Many years ago, Linus Pauling placed the symbols for hydrogen and helium at the head and center of the table with arrows indicating the chemical relationship of hydrogen to two families of elements, the alkali metals on the left and the halogens toward the right. The symbol for helium was connected by an arrow to the noble gas family as displayed in the now classic textbook College Chemistry (W.H. Freeman & Co., 1954). One popular current text adopts a version of the Pauling table by placing hydrogen in a central position over the other elements.
A greater departure from the classical Mendeleevian form of the periodic table is the left-step or Janet table based on the periodicity of values of (n+ l) (i.e., based on similarities of electronic structure of the isolated atoms). The first row of the left-step table consists of the symbols of the two elements whose (n+ l) value is 1, namely H and He. The second row consists of the symbols of the elements Li and Be whose (n+ l) value is 2; they are placed in positions immediately below H and He, respectively. The third row consists of elements whose (n+ l) value equals 3 and is composed of the element symbols B, C, N, O, F, Ne, Na, and Mg, right justified so that Na and Mg appear below Li and Be, respectively. The fourth row of elements with (n+ l) value equal to 4 is composed of the element symbols Al, Si, P, S, Cl, Ar, K, and Ca, also right justified, and so forth.
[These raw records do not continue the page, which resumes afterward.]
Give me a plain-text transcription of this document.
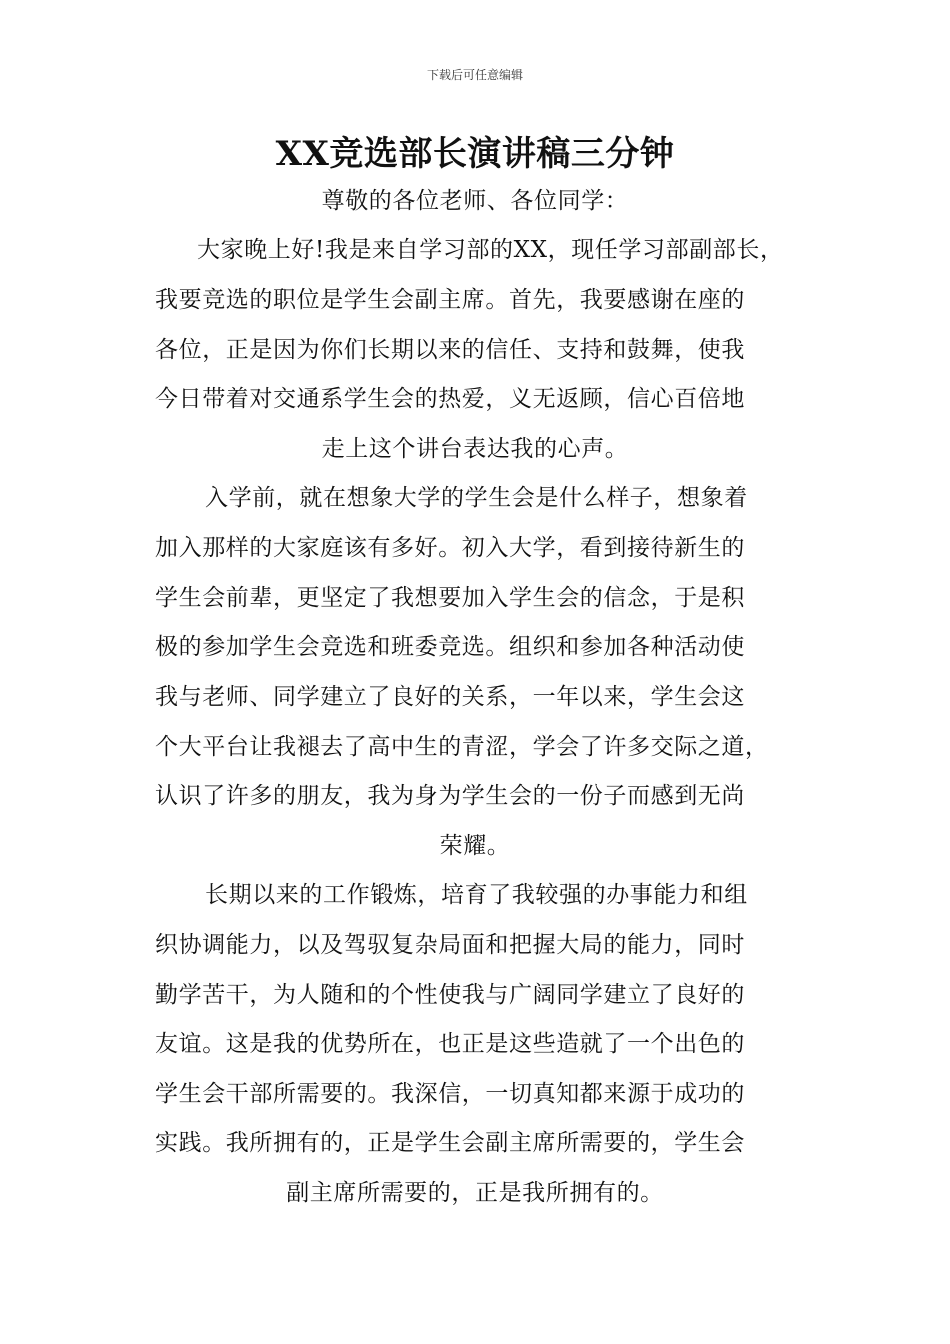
下载后可任意编辑
XX竞选部长演讲稿三分钟
尊敬的各位老师、各位同学：
大家晚上好!我是来自学习部的XX，现任学习部副部长，
我要竞选的职位是学生会副主席。首先，我要感谢在座的
各位，正是因为你们长期以来的信任、支持和鼓舞，使我
今日带着对交通系学生会的热爱，义无返顾，信心百倍地
走上这个讲台表达我的心声。
入学前，就在想象大学的学生会是什么样子，想象着
加入那样的大家庭该有多好。初入大学，看到接待新生的
学生会前辈，更坚定了我想要加入学生会的信念，于是积
极的参加学生会竞选和班委竞选。组织和参加各种活动使
我与老师、同学建立了良好的关系，一年以来，学生会这
个大平台让我褪去了高中生的青涩，学会了许多交际之道，
认识了许多的朋友，我为身为学生会的一份子而感到无尚
荣耀。
长期以来的工作锻炼，培育了我较强的办事能力和组
织协调能力，以及驾驭复杂局面和把握大局的能力，同时
勤学苦干，为人随和的个性使我与广阔同学建立了良好的
友谊。这是我的优势所在，也正是这些造就了一个出色的
学生会干部所需要的。我深信，一切真知都来源于成功的
实践。我所拥有的，正是学生会副主席所需要的，学生会
副主席所需要的，正是我所拥有的。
The column at the extreme right of the left-step table thus consists of the element symbols He, Be, Mg, Ca, Sr and Ba, departing from the standard form both in the position of this column at the far right of the table and because helium is at the head of the traditional group 2 metals. The left-step or Janet Table has not made it out of the circle of periodic table specialists. In my opinion, this is where it should stay because I believe it is more important to emphasize similarities in chemical properties than similarities in ground state electronic arrangements.
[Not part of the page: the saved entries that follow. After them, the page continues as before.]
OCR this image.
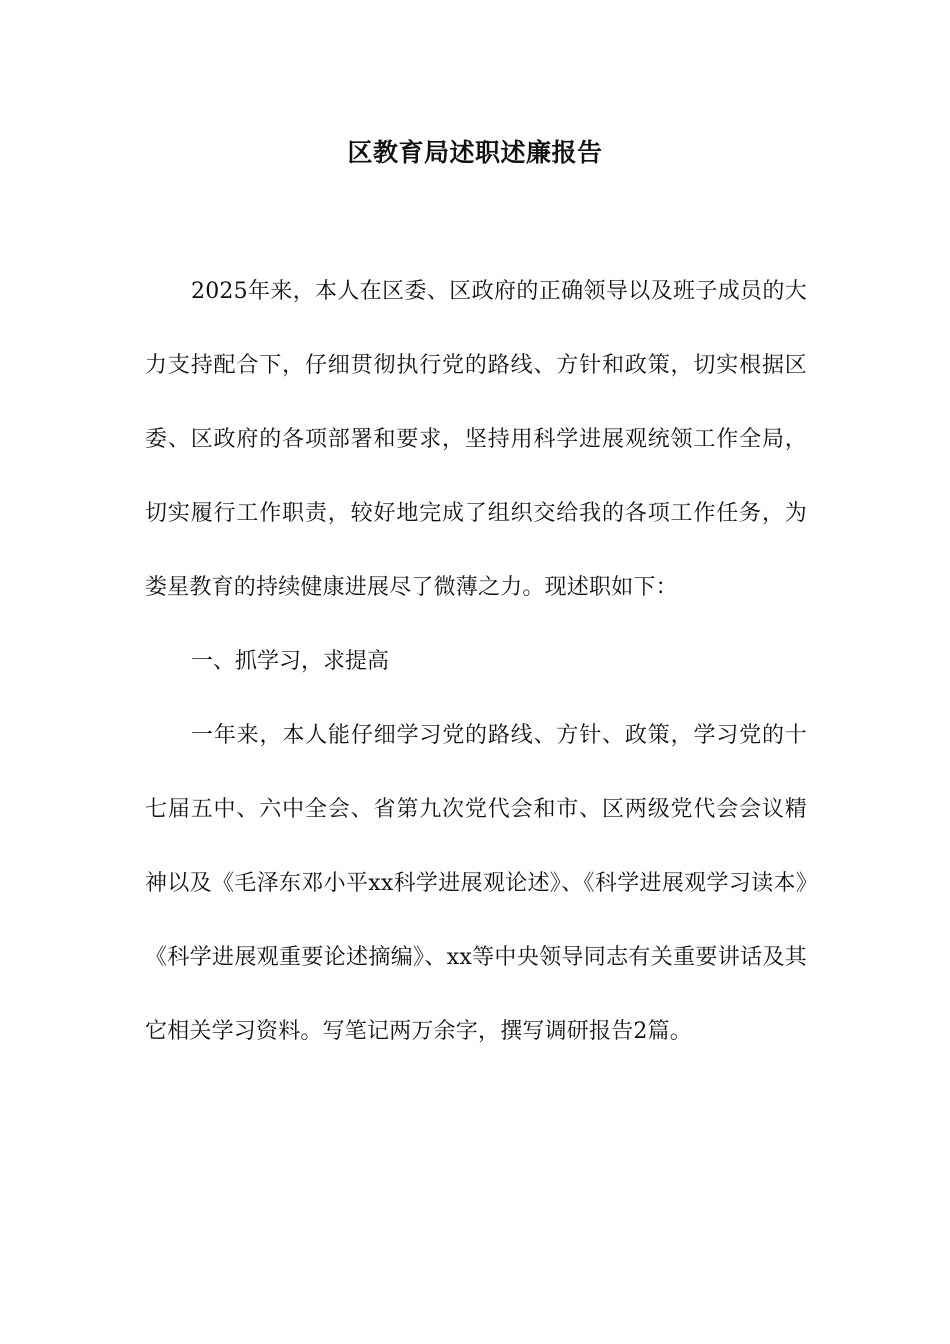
区教育局述职述廉报告

2025年来，本人在区委、区政府的正确领导以及班子成员的大力支持配合下，仔细贯彻执行党的路线、方针和政策，切实根据区委、区政府的各项部署和要求，坚持用科学进展观统领工作全局，切实履行工作职责，较好地完成了组织交给我的各项工作任务，为娄星教育的持续健康进展尽了微薄之力。现述职如下：

一、抓学习，求提高

一年来，本人能仔细学习党的路线、方针、政策，学习党的十七届五中、六中全会、省第九次党代会和市、区两级党代会会议精神以及《毛泽东邓小平xx科学进展观论述》、《科学进展观学习读本》《科学进展观重要论述摘编》、xx等中央领导同志有关重要讲话及其它相关学习资料。写笔记两万余字，撰写调研报告2篇。
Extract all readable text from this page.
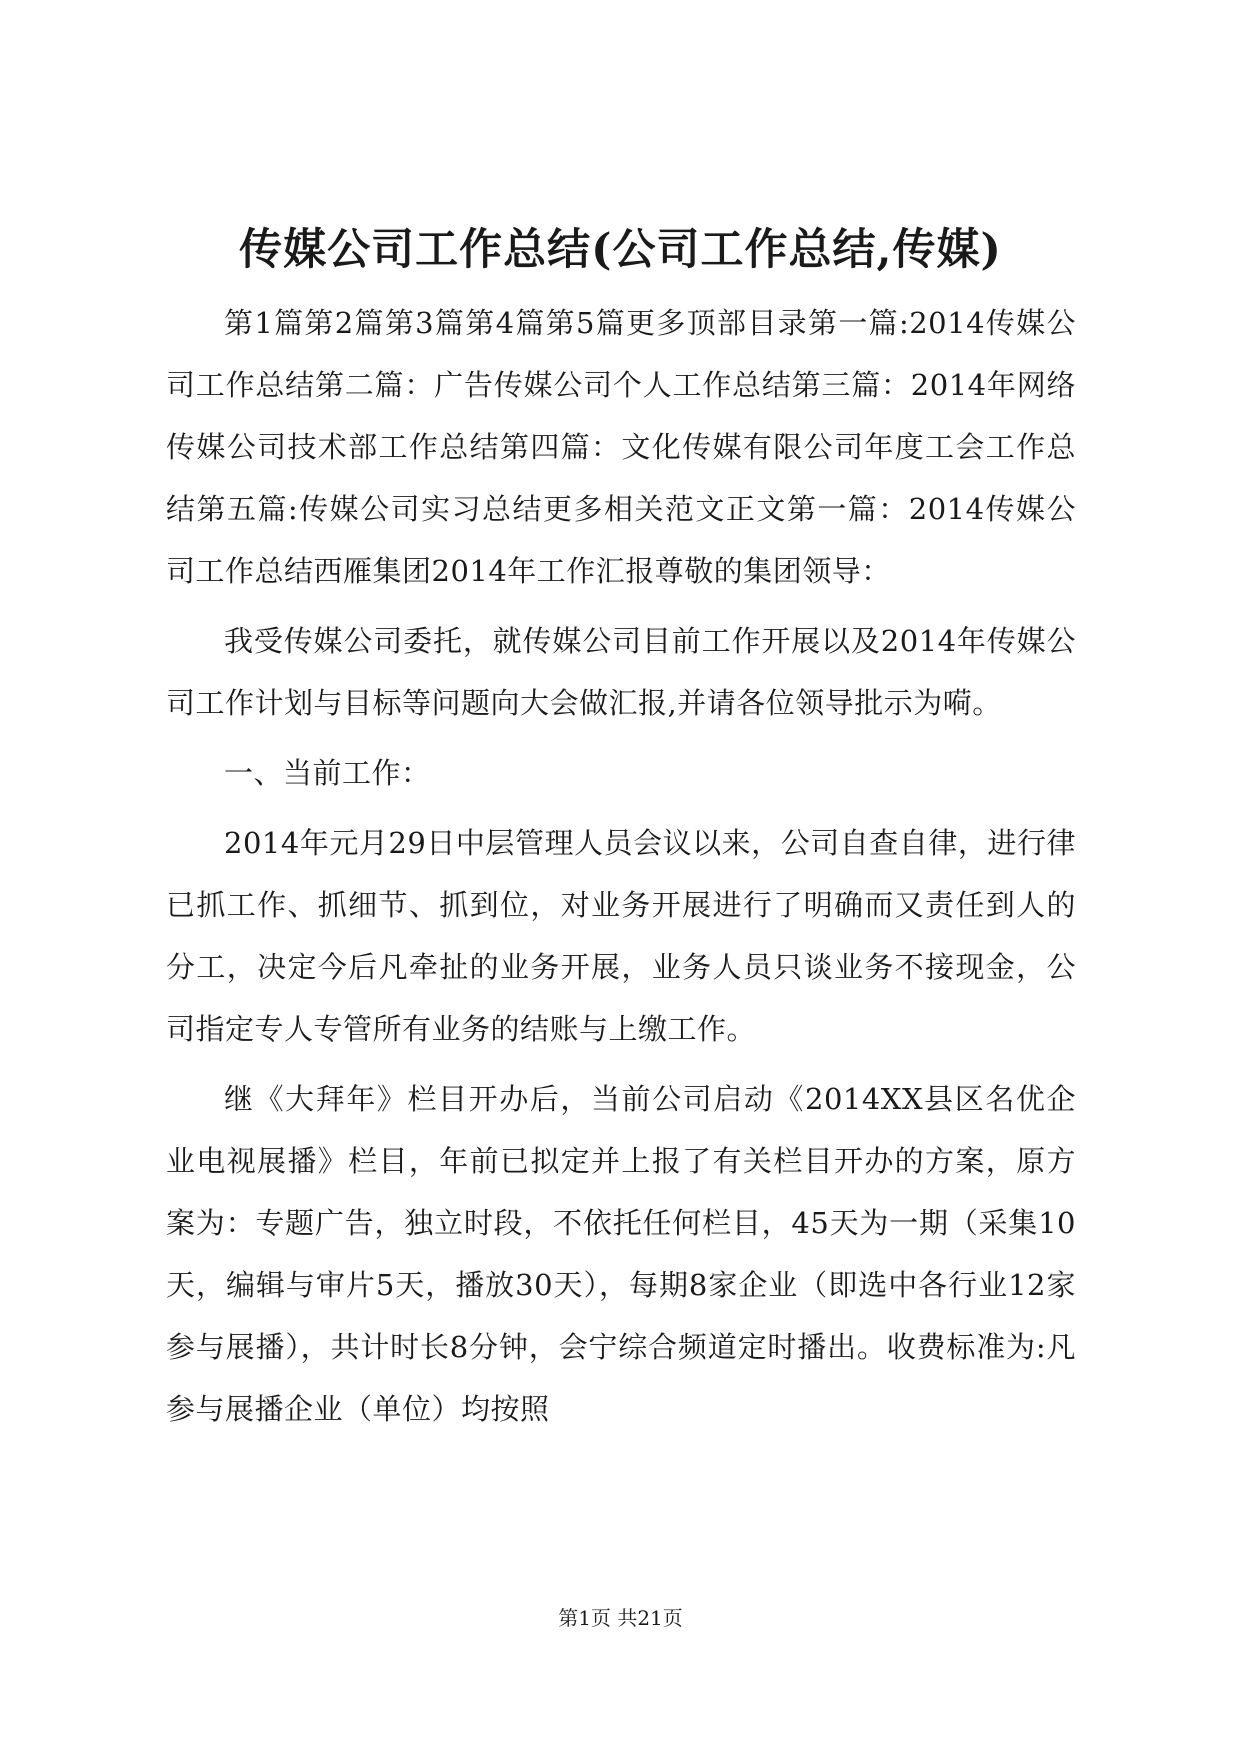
传媒公司工作总结(公司工作总结,传媒)

第1篇第2篇第3篇第4篇第5篇更多顶部目录第一篇:2014传媒公司工作总结第二篇：广告传媒公司个人工作总结第三篇：2014年网络传媒公司技术部工作总结第四篇：文化传媒有限公司年度工会工作总结第五篇:传媒公司实习总结更多相关范文正文第一篇：2014传媒公司工作总结西雁集团2014年工作汇报尊敬的集团领导：

我受传媒公司委托，就传媒公司目前工作开展以及2014年传媒公司工作计划与目标等问题向大会做汇报,并请各位领导批示为嗬。

一、当前工作：

2014年元月29日中层管理人员会议以来，公司自查自律，进行律已抓工作、抓细节、抓到位，对业务开展进行了明确而又责任到人的分工，决定今后凡牵扯的业务开展，业务人员只谈业务不接现金，公司指定专人专管所有业务的结账与上缴工作。

继《大拜年》栏目开办后，当前公司启动《2014XX县区名优企业电视展播》栏目，年前已拟定并上报了有关栏目开办的方案，原方案为：专题广告，独立时段，不依托任何栏目，45天为一期（采集10天，编辑与审片5天，播放30天），每期8家企业（即选中各行业12家参与展播），共计时长8分钟，会宁综合频道定时播出。收费标准为:凡参与展播企业（单位）均按照

第1页 共21页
I recommend this interesting and well-written book to anyone interested in science and especially to individuals who are charged with the teaching of chemistry.
Herbert D. Kaesz <firstname.lastname@example.org>, a professor of chemistry emeritus at the University of California in Los Angeles, is an IUPAC Fellow. When active in IUPAC, Kaesz was a member of the Inorganic Chemistry Division, the Chemical Nomenclature and Structure Representation Division, and the Standing Committee on Chemistry and Education.